The entire idea of rising up violently against a democratically elected government because you disagree with it has a major problem: What do you replace that government with? If you replace it with a democracy, the electorate is just going to elect someone you don't like again with good probability. Your only option is to replace it with a dictatorship, in which case you've definitely not made things better.
No, violence against the government simply isn't justified unless it is no longer a democracy. And at the moment, the US remains very much a democracy, and a rather vibrant one. Sure, there are problems -- incumbent Congressmen seem to last way longer than they should in Congress, and it would be nice to have more choices than just 2 parties. But ultimately the elections are fair, and you have the freedom to try to convince people that there is another way. In fact, a call to violence is an obvious refusal to take part in a democratic process, one that I will not join in regardless of how many people take part.

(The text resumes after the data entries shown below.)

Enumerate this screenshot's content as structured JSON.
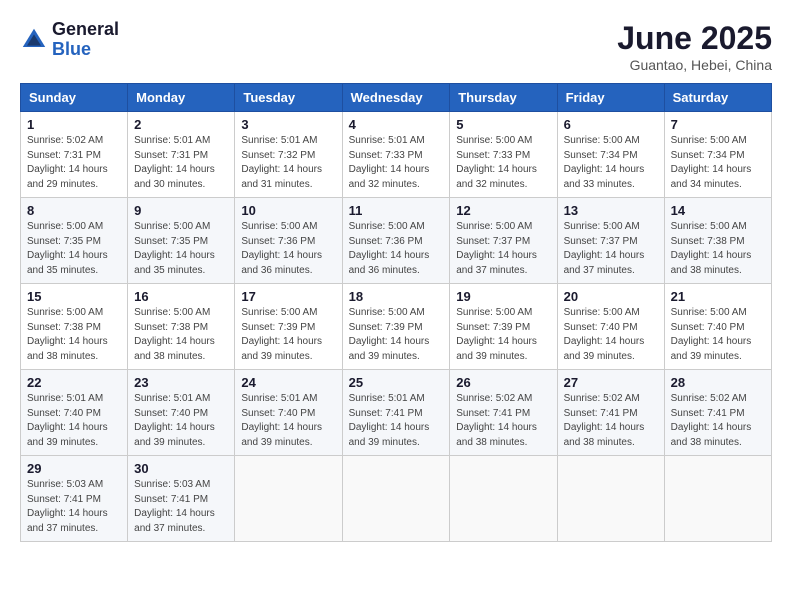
{
  "header": {
    "logo_general": "General",
    "logo_blue": "Blue",
    "title": "June 2025",
    "subtitle": "Guantao, Hebei, China"
  },
  "weekdays": [
    "Sunday",
    "Monday",
    "Tuesday",
    "Wednesday",
    "Thursday",
    "Friday",
    "Saturday"
  ],
  "weeks": [
    [
      {
        "day": "1",
        "sunrise": "Sunrise: 5:02 AM",
        "sunset": "Sunset: 7:31 PM",
        "daylight": "Daylight: 14 hours and 29 minutes."
      },
      {
        "day": "2",
        "sunrise": "Sunrise: 5:01 AM",
        "sunset": "Sunset: 7:31 PM",
        "daylight": "Daylight: 14 hours and 30 minutes."
      },
      {
        "day": "3",
        "sunrise": "Sunrise: 5:01 AM",
        "sunset": "Sunset: 7:32 PM",
        "daylight": "Daylight: 14 hours and 31 minutes."
      },
      {
        "day": "4",
        "sunrise": "Sunrise: 5:01 AM",
        "sunset": "Sunset: 7:33 PM",
        "daylight": "Daylight: 14 hours and 32 minutes."
      },
      {
        "day": "5",
        "sunrise": "Sunrise: 5:00 AM",
        "sunset": "Sunset: 7:33 PM",
        "daylight": "Daylight: 14 hours and 32 minutes."
      },
      {
        "day": "6",
        "sunrise": "Sunrise: 5:00 AM",
        "sunset": "Sunset: 7:34 PM",
        "daylight": "Daylight: 14 hours and 33 minutes."
      },
      {
        "day": "7",
        "sunrise": "Sunrise: 5:00 AM",
        "sunset": "Sunset: 7:34 PM",
        "daylight": "Daylight: 14 hours and 34 minutes."
      }
    ],
    [
      {
        "day": "8",
        "sunrise": "Sunrise: 5:00 AM",
        "sunset": "Sunset: 7:35 PM",
        "daylight": "Daylight: 14 hours and 35 minutes."
      },
      {
        "day": "9",
        "sunrise": "Sunrise: 5:00 AM",
        "sunset": "Sunset: 7:35 PM",
        "daylight": "Daylight: 14 hours and 35 minutes."
      },
      {
        "day": "10",
        "sunrise": "Sunrise: 5:00 AM",
        "sunset": "Sunset: 7:36 PM",
        "daylight": "Daylight: 14 hours and 36 minutes."
      },
      {
        "day": "11",
        "sunrise": "Sunrise: 5:00 AM",
        "sunset": "Sunset: 7:36 PM",
        "daylight": "Daylight: 14 hours and 36 minutes."
      },
      {
        "day": "12",
        "sunrise": "Sunrise: 5:00 AM",
        "sunset": "Sunset: 7:37 PM",
        "daylight": "Daylight: 14 hours and 37 minutes."
      },
      {
        "day": "13",
        "sunrise": "Sunrise: 5:00 AM",
        "sunset": "Sunset: 7:37 PM",
        "daylight": "Daylight: 14 hours and 37 minutes."
      },
      {
        "day": "14",
        "sunrise": "Sunrise: 5:00 AM",
        "sunset": "Sunset: 7:38 PM",
        "daylight": "Daylight: 14 hours and 38 minutes."
      }
    ],
    [
      {
        "day": "15",
        "sunrise": "Sunrise: 5:00 AM",
        "sunset": "Sunset: 7:38 PM",
        "daylight": "Daylight: 14 hours and 38 minutes."
      },
      {
        "day": "16",
        "sunrise": "Sunrise: 5:00 AM",
        "sunset": "Sunset: 7:38 PM",
        "daylight": "Daylight: 14 hours and 38 minutes."
      },
      {
        "day": "17",
        "sunrise": "Sunrise: 5:00 AM",
        "sunset": "Sunset: 7:39 PM",
        "daylight": "Daylight: 14 hours and 39 minutes."
      },
      {
        "day": "18",
        "sunrise": "Sunrise: 5:00 AM",
        "sunset": "Sunset: 7:39 PM",
        "daylight": "Daylight: 14 hours and 39 minutes."
      },
      {
        "day": "19",
        "sunrise": "Sunrise: 5:00 AM",
        "sunset": "Sunset: 7:39 PM",
        "daylight": "Daylight: 14 hours and 39 minutes."
      },
      {
        "day": "20",
        "sunrise": "Sunrise: 5:00 AM",
        "sunset": "Sunset: 7:40 PM",
        "daylight": "Daylight: 14 hours and 39 minutes."
      },
      {
        "day": "21",
        "sunrise": "Sunrise: 5:00 AM",
        "sunset": "Sunset: 7:40 PM",
        "daylight": "Daylight: 14 hours and 39 minutes."
      }
    ],
    [
      {
        "day": "22",
        "sunrise": "Sunrise: 5:01 AM",
        "sunset": "Sunset: 7:40 PM",
        "daylight": "Daylight: 14 hours and 39 minutes."
      },
      {
        "day": "23",
        "sunrise": "Sunrise: 5:01 AM",
        "sunset": "Sunset: 7:40 PM",
        "daylight": "Daylight: 14 hours and 39 minutes."
      },
      {
        "day": "24",
        "sunrise": "Sunrise: 5:01 AM",
        "sunset": "Sunset: 7:40 PM",
        "daylight": "Daylight: 14 hours and 39 minutes."
      },
      {
        "day": "25",
        "sunrise": "Sunrise: 5:01 AM",
        "sunset": "Sunset: 7:41 PM",
        "daylight": "Daylight: 14 hours and 39 minutes."
      },
      {
        "day": "26",
        "sunrise": "Sunrise: 5:02 AM",
        "sunset": "Sunset: 7:41 PM",
        "daylight": "Daylight: 14 hours and 38 minutes."
      },
      {
        "day": "27",
        "sunrise": "Sunrise: 5:02 AM",
        "sunset": "Sunset: 7:41 PM",
        "daylight": "Daylight: 14 hours and 38 minutes."
      },
      {
        "day": "28",
        "sunrise": "Sunrise: 5:02 AM",
        "sunset": "Sunset: 7:41 PM",
        "daylight": "Daylight: 14 hours and 38 minutes."
      }
    ],
    [
      {
        "day": "29",
        "sunrise": "Sunrise: 5:03 AM",
        "sunset": "Sunset: 7:41 PM",
        "daylight": "Daylight: 14 hours and 37 minutes."
      },
      {
        "day": "30",
        "sunrise": "Sunrise: 5:03 AM",
        "sunset": "Sunset: 7:41 PM",
        "daylight": "Daylight: 14 hours and 37 minutes."
      },
      null,
      null,
      null,
      null,
      null
    ]
  ]
}
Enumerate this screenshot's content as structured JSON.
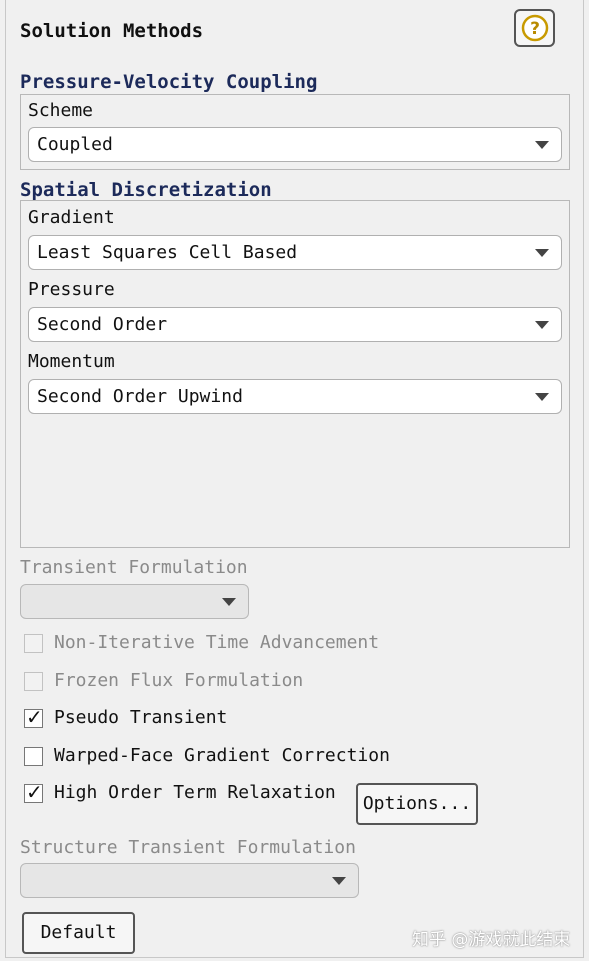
{
  "panel": {
    "title": "Solution Methods"
  },
  "help": {
    "icon": "help-icon",
    "glyph": "?"
  },
  "pressure_velocity": {
    "title": "Pressure-Velocity Coupling",
    "scheme_label": "Scheme",
    "scheme_value": "Coupled"
  },
  "spatial": {
    "title": "Spatial Discretization",
    "gradient_label": "Gradient",
    "gradient_value": "Least Squares Cell Based",
    "pressure_label": "Pressure",
    "pressure_value": "Second Order",
    "momentum_label": "Momentum",
    "momentum_value": "Second Order Upwind"
  },
  "transient": {
    "label": "Transient Formulation",
    "value": ""
  },
  "options": {
    "non_iterative": {
      "label": "Non-Iterative Time Advancement",
      "checked": false,
      "enabled": false
    },
    "frozen_flux": {
      "label": "Frozen Flux Formulation",
      "checked": false,
      "enabled": false
    },
    "pseudo_transient": {
      "label": "Pseudo Transient",
      "checked": true,
      "enabled": true
    },
    "warped_face": {
      "label": "Warped-Face Gradient Correction",
      "checked": false,
      "enabled": true
    },
    "high_order": {
      "label": "High Order Term Relaxation",
      "checked": true,
      "enabled": true
    },
    "options_button": "Options...",
    "check_glyph": "✓"
  },
  "structure_transient": {
    "label": "Structure Transient Formulation",
    "value": ""
  },
  "default_button": "Default",
  "watermark": "知乎 @游戏就此结束"
}
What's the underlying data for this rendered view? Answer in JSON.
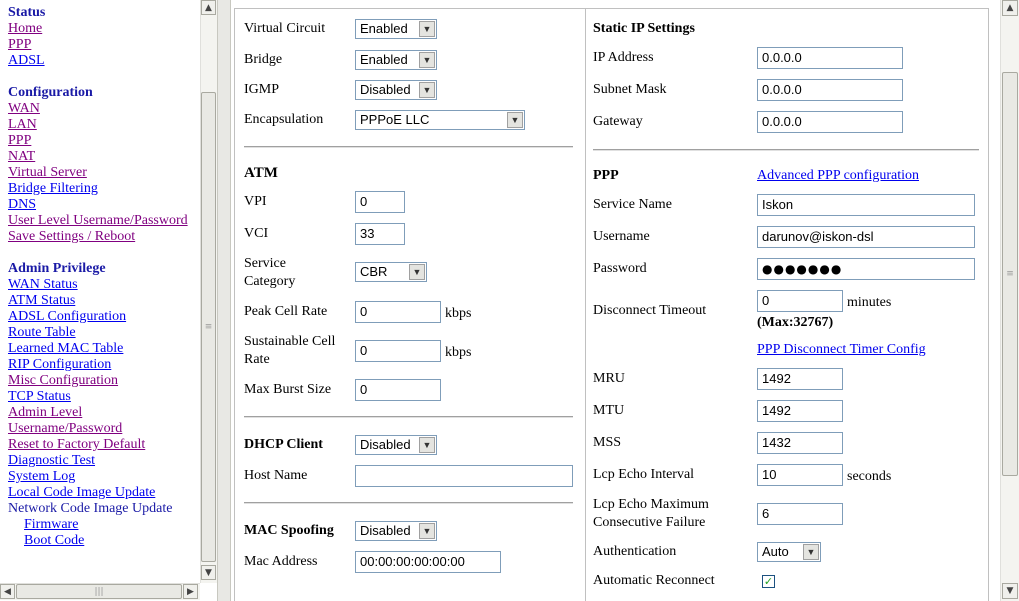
{
  "sidebar": {
    "status": {
      "title": "Status",
      "items": [
        "Home",
        "PPP",
        "ADSL"
      ]
    },
    "configuration": {
      "title": "Configuration",
      "items": [
        "WAN",
        "LAN",
        "PPP",
        "NAT",
        "Virtual Server",
        "Bridge Filtering",
        "DNS",
        "User Level Username/Password",
        "Save Settings / Reboot"
      ]
    },
    "admin": {
      "title": "Admin Privilege",
      "items": [
        "WAN Status",
        "ATM Status",
        "ADSL Configuration",
        "Route Table",
        "Learned MAC Table",
        "RIP Configuration",
        "Misc Configuration",
        "TCP Status",
        "Admin Level",
        "Username/Password",
        "Reset to Factory Default",
        "Diagnostic Test",
        "System Log",
        "Local Code Image Update",
        "Network Code Image Update"
      ],
      "subitems": [
        "Firmware",
        "Boot Code"
      ]
    }
  },
  "left_form": {
    "virtual_circuit": {
      "label": "Virtual Circuit",
      "value": "Enabled"
    },
    "bridge": {
      "label": "Bridge",
      "value": "Enabled"
    },
    "igmp": {
      "label": "IGMP",
      "value": "Disabled"
    },
    "encapsulation": {
      "label": "Encapsulation",
      "value": "PPPoE LLC"
    },
    "atm": {
      "title": "ATM",
      "vpi": {
        "label": "VPI",
        "value": "0"
      },
      "vci": {
        "label": "VCI",
        "value": "33"
      },
      "service_category": {
        "label_line1": "Service",
        "label_line2": "Category",
        "value": "CBR"
      },
      "peak_cell_rate": {
        "label": "Peak Cell Rate",
        "value": "0",
        "unit": "kbps"
      },
      "sustainable_cell_rate": {
        "label_line1": "Sustainable Cell",
        "label_line2": "Rate",
        "value": "0",
        "unit": "kbps"
      },
      "max_burst_size": {
        "label": "Max Burst Size",
        "value": "0"
      }
    },
    "dhcp": {
      "title": "DHCP Client",
      "value": "Disabled",
      "host_name_label": "Host Name",
      "host_name_value": ""
    },
    "mac": {
      "title": "MAC Spoofing",
      "value": "Disabled",
      "address_label": "Mac Address",
      "address_value": "00:00:00:00:00:00"
    }
  },
  "right_form": {
    "static_ip": {
      "title": "Static IP Settings",
      "ip_label": "IP Address",
      "ip_value": "0.0.0.0",
      "mask_label": "Subnet Mask",
      "mask_value": "0.0.0.0",
      "gateway_label": "Gateway",
      "gateway_value": "0.0.0.0"
    },
    "ppp": {
      "title": "PPP",
      "advanced_link": "Advanced PPP configuration",
      "service_name_label": "Service Name",
      "service_name_value": "Iskon",
      "username_label": "Username",
      "username_value": "darunov@iskon-dsl",
      "password_label": "Password",
      "password_value": "●●●●●●●",
      "disconnect_label": "Disconnect Timeout",
      "disconnect_value": "0",
      "disconnect_unit": "minutes",
      "disconnect_max": "(Max:32767)",
      "timer_link": "PPP Disconnect Timer Config",
      "mru_label": "MRU",
      "mru_value": "1492",
      "mtu_label": "MTU",
      "mtu_value": "1492",
      "mss_label": "MSS",
      "mss_value": "1432",
      "lcp_interval_label": "Lcp Echo Interval",
      "lcp_interval_value": "10",
      "lcp_interval_unit": "seconds",
      "lcp_max_label_line1": "Lcp Echo Maximum",
      "lcp_max_label_line2": "Consecutive Failure",
      "lcp_max_value": "6",
      "auth_label": "Authentication",
      "auth_value": "Auto",
      "reconnect_label": "Automatic Reconnect",
      "reconnect_checked": true
    }
  }
}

No, violence isn't the answer. The answer is education and eliminating voter apathy. Too many voters are simply too ignorant of the facts. And I realize the right-wing partisans will accuse the liberals of being stupid, and the left wing partisans will accuse the same of the conservatives. The problem is that for the most part they are right. Ignorance has nothing constructive to offer in the political discourse of our nation -- all it provides is screaming, hyperbole, ad-hominem attacks, but worst of all: loyalty. Loyalty to the party leaders who perpetuate this madness.
So go forth and fight for change, but not with guns; show people how to think rationally, how to question society and the world. And even more important, how to debate an issue without demonizing the opponent as a terrorist/socialist/.